Ante este panorama, es oportuno reiterar una verdad de Perogrullo: en las sociedades desiguales quien parte con ventaja para desarrollar sus talentos es alguien que dispone del espaldarazo de una situación económica solvente. El dinero ofrece a unos lo que a otros niega con su ausencia o escasez. De manera que haber nacido en una familia pudiente o pobre, en gran medida determina aspectos fundamentales del destino de un individuo en relación con aspectos tan básicos como la educación, la salud o el trabajo. Hay que tener en cuenta que tanto la opulencia como la miseria se convierten en hereditarias en los países donde se perpetúan las inequidades.

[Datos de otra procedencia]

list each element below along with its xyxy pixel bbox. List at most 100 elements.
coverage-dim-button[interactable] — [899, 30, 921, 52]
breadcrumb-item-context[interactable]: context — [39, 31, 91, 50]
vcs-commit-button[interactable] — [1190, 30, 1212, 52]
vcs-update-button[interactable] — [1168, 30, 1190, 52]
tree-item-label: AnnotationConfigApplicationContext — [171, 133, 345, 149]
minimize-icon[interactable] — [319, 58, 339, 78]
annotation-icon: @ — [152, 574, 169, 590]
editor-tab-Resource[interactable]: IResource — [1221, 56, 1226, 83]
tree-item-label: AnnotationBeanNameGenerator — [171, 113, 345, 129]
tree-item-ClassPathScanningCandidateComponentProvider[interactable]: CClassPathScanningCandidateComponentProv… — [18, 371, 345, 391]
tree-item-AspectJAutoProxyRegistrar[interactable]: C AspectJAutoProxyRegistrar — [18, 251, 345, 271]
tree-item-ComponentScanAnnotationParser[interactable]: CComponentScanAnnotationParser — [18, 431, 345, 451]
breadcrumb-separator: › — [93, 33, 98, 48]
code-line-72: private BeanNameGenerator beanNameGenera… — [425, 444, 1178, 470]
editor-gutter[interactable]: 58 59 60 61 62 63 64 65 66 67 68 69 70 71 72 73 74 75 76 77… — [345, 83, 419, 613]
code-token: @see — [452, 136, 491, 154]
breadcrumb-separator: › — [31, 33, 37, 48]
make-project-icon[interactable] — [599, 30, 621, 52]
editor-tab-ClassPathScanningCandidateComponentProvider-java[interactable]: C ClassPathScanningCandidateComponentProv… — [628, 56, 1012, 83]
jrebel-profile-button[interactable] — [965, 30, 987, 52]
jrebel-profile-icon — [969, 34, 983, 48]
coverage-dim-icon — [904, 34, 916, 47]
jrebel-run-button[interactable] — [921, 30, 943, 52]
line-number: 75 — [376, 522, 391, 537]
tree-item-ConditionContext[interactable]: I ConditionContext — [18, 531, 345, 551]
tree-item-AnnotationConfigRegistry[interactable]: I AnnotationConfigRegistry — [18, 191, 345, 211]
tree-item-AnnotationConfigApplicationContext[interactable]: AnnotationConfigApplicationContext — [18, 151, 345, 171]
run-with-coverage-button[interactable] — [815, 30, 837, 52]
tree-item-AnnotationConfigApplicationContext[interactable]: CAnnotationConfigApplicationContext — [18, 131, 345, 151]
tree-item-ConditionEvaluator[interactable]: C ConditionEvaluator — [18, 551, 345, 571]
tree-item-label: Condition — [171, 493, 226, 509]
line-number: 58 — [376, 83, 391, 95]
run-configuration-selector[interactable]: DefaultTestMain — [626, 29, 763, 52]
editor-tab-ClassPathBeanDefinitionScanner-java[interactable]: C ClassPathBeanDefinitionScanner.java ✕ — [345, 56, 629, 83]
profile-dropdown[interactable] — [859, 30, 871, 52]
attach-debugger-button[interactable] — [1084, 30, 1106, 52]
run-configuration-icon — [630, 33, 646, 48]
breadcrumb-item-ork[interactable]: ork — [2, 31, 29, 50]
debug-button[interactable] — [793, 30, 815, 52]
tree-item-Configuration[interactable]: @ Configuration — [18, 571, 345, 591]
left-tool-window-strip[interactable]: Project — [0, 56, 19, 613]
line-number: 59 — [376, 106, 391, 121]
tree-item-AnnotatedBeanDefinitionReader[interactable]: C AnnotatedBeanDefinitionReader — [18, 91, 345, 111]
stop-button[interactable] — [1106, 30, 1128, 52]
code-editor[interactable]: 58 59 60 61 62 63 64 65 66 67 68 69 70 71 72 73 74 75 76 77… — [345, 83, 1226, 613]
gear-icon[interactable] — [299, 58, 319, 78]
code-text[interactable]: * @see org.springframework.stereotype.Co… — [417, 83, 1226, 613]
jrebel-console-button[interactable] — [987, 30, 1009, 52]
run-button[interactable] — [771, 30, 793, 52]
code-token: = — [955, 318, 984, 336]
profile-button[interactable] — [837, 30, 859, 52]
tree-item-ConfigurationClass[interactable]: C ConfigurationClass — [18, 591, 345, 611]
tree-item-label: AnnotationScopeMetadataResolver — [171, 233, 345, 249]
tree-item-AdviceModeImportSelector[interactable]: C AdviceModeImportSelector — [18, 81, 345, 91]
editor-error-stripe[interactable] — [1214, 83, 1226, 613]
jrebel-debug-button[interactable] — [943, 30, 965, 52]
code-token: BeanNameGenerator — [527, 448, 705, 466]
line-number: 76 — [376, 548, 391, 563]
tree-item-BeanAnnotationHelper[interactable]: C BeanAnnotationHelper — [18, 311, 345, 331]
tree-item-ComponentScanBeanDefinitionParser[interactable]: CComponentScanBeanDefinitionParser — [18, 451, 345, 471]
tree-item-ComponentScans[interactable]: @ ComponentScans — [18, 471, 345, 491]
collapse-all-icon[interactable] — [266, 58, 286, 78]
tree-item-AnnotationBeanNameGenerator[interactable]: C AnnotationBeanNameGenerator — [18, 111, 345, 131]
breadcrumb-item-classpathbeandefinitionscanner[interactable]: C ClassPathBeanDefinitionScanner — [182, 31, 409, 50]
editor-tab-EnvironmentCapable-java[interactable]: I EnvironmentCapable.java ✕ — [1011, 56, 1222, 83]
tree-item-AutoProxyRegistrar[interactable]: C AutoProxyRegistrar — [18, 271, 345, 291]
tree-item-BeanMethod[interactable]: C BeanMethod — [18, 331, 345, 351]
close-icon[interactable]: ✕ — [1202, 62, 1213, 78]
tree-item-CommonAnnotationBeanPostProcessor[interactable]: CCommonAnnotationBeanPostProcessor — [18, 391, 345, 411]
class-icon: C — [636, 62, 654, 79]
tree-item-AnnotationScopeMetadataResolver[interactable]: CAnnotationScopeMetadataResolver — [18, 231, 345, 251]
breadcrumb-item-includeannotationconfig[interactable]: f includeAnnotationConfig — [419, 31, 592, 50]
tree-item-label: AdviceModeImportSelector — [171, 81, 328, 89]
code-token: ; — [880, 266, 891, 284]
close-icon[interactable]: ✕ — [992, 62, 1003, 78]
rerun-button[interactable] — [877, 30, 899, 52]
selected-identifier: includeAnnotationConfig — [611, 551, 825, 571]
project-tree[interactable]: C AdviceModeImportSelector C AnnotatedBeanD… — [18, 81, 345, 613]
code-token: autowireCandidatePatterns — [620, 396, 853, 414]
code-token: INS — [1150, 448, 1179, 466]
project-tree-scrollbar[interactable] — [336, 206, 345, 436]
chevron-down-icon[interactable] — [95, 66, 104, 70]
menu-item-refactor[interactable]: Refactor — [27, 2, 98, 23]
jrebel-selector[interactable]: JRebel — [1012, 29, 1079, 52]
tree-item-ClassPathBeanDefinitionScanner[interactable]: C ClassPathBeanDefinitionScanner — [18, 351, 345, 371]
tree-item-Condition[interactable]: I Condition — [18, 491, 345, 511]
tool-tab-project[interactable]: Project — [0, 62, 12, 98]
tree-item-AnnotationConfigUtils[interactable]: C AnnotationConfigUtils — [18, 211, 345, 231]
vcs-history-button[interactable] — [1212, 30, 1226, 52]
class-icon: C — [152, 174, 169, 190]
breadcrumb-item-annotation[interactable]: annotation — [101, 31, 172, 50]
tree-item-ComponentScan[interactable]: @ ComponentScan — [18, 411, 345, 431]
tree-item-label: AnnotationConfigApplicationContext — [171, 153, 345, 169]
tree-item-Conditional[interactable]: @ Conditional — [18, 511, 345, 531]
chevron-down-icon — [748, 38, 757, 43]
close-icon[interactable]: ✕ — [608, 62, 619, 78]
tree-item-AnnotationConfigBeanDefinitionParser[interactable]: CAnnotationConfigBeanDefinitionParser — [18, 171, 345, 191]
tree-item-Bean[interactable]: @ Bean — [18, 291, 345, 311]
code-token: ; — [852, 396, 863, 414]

¿De qué sociedad somos parte hoy? Quizás no estamos lejos de la que en 1963 vio John Lennon en aquella gala benéfica en el London Palladium, con la Reina Madre y lo más granado de la aristocracia británica como protagonistas. Cuando el concierto llegaba a su fin y Los Beatles se disponían a tocar “Twist and Shout”, Lennon se dirigió a los espectadores y con sorna, dijo: “Para esta última canción me gustaría pedirles su ayuda. Los de las butacas más baratas pueden aplaudir; los demás, sólo deben agitar sus joyas”.